We experienced this a lot.
The main problem, which I have experienced a lot is that the feature gets tested, it seems OK, you push it to production and then you experience problems.
My approach to this (I am a one-man QA operations with 4 developers!) is a good mix of automated regression tests combined with unit testing the current feature.
I don't have the time or capacity to write (selenium in my case) scripts for all the various features being delivered, so what I do is tested them manually. That's usually fairly straight-forward. I focus on multiple browsers, version and devices at this point to see how things look. I try to put in unusual values, click all links, that kinda stuff.

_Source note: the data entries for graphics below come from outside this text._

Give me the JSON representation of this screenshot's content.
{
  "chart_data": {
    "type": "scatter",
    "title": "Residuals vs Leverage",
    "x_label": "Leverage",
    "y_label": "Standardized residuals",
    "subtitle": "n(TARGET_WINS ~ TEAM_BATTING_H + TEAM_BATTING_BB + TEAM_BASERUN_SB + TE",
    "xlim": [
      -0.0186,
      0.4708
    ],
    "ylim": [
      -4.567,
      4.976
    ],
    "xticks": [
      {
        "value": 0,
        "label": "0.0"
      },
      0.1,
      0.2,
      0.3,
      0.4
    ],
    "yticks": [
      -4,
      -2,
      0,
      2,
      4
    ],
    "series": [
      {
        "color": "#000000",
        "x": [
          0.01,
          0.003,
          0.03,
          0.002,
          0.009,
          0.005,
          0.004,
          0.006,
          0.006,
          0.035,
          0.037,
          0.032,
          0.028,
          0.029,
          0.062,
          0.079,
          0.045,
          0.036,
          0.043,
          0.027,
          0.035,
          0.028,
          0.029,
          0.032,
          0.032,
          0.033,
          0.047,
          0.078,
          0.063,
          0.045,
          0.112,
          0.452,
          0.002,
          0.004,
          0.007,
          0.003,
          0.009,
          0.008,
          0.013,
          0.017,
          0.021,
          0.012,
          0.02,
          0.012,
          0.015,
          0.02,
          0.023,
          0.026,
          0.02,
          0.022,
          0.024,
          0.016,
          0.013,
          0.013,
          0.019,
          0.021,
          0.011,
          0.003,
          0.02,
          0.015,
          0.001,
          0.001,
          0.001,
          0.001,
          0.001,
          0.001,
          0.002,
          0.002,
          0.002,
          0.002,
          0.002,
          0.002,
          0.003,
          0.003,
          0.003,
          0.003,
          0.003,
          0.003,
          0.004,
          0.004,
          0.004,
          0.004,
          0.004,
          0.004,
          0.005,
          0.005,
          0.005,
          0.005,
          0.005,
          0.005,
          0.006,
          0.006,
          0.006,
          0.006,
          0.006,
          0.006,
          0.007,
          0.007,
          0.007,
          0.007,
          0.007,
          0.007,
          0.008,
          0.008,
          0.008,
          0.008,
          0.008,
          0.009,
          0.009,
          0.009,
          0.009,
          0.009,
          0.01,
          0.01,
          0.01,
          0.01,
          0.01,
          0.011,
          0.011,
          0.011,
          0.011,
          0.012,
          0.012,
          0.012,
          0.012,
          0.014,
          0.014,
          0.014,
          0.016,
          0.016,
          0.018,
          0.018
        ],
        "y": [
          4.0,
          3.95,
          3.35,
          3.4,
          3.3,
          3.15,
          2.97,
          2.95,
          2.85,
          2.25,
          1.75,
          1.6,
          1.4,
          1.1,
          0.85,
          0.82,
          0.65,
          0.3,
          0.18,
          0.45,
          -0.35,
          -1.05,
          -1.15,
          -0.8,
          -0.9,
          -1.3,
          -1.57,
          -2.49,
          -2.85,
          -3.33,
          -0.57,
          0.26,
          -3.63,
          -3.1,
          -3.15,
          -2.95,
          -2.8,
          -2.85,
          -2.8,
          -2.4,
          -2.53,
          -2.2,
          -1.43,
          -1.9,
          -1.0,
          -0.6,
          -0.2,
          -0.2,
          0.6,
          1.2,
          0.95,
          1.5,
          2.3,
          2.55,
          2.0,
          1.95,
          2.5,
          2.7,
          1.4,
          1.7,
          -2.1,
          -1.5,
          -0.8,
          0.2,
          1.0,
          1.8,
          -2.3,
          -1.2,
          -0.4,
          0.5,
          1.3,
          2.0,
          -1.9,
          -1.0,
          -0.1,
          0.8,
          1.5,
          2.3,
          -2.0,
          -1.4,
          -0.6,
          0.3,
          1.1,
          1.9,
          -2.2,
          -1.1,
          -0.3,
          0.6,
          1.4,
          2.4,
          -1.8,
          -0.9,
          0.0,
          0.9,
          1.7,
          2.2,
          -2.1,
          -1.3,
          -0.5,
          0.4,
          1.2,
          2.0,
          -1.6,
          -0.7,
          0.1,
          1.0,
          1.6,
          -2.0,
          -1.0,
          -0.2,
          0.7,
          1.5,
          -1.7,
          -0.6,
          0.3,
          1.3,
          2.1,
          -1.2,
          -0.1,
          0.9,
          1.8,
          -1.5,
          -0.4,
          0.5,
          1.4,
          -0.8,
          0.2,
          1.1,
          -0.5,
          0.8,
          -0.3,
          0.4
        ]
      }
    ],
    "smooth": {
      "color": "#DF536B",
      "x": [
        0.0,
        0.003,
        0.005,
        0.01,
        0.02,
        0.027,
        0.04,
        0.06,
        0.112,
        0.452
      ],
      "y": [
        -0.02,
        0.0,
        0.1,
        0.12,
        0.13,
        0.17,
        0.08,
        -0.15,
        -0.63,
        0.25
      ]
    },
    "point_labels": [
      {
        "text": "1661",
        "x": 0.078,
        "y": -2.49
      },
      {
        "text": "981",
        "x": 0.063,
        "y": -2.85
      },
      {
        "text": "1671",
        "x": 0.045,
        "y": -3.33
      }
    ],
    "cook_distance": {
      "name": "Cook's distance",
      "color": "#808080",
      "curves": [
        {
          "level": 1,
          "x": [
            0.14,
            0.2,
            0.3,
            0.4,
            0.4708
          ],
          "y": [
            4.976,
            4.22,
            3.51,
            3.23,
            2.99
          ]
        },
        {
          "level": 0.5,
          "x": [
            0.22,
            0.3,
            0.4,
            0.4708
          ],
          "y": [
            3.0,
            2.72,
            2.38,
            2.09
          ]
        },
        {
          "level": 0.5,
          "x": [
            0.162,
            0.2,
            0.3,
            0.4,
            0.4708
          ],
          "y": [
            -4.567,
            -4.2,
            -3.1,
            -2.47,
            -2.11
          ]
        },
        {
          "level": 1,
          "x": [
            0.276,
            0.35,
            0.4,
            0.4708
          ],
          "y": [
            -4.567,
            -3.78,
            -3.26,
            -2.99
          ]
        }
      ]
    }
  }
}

Also 'when' QA gets involved is important. I have seen two approaches to this:
- When the feature has been coded and delivered and is deemed 'ready for QA'
- During the design session
It is easiest to do 1) but this leads to QA being too late in the process and - critically - not being involved in the design or layout. This in turn leads to low motivation and low job satisfaction which are the two biggest killers to getting high-quality work. Under approach 2) when QA is involved up-front during design, they are then more likely to be motivated to do good QA when the time comes.
Also - make sure (and humor can help here) that QA knows that it's really good when they find bug(s). It is their job and it saves the company from putting it in front of the client.
"Many QA testers quickly feel they become Product Owners themselves. Find a ay to work with this, not against it."